手続きには一時間以上掛かり、MGMへ行くのはすっかり遅くなってしまいました。支度は充分間に合いますが、衣装部屋の方に、遅くとも三時までには来ると伝えていたので、それだけが気になっていました。走って行くと、お願いしていた手袋はすっかり出来上がっていました。その直しのことで、実際に縫って頂く方と話をした方が良いかと昨晩話していたのですが、私と話す必要なく縫い上げて下さっていました。助かりました。

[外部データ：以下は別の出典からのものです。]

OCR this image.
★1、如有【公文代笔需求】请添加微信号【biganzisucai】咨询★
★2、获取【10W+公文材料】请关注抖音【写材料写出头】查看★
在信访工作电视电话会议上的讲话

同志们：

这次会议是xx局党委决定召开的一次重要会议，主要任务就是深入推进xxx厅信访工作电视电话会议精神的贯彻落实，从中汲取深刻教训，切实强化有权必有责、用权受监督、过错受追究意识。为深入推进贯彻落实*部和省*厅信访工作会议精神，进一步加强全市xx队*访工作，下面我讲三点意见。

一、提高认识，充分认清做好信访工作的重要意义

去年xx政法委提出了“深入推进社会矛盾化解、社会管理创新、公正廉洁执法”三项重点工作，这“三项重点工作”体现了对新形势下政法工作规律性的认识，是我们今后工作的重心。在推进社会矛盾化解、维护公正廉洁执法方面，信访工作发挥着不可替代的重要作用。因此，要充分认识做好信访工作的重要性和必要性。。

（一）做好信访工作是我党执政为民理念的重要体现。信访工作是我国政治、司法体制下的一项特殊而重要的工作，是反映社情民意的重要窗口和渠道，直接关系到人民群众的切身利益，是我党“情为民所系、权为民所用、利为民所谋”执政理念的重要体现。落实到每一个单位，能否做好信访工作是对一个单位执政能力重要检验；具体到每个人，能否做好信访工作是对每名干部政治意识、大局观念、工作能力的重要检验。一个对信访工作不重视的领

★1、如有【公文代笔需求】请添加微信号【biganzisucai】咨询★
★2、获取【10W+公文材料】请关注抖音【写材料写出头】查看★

手袋のサイズは、良くなりましたが、縁に緩さがあります。もともとこの状態でやっていたので、大丈夫かと思い、今日はそのまま使うことにしました。しかし、自分が気にしていることもあるのでしょうが、サムフリップやサムトスをする時に緩んでいる縁が一か所に寄って邪魔になりました。注意を払って、緊張しながらの本番になりました。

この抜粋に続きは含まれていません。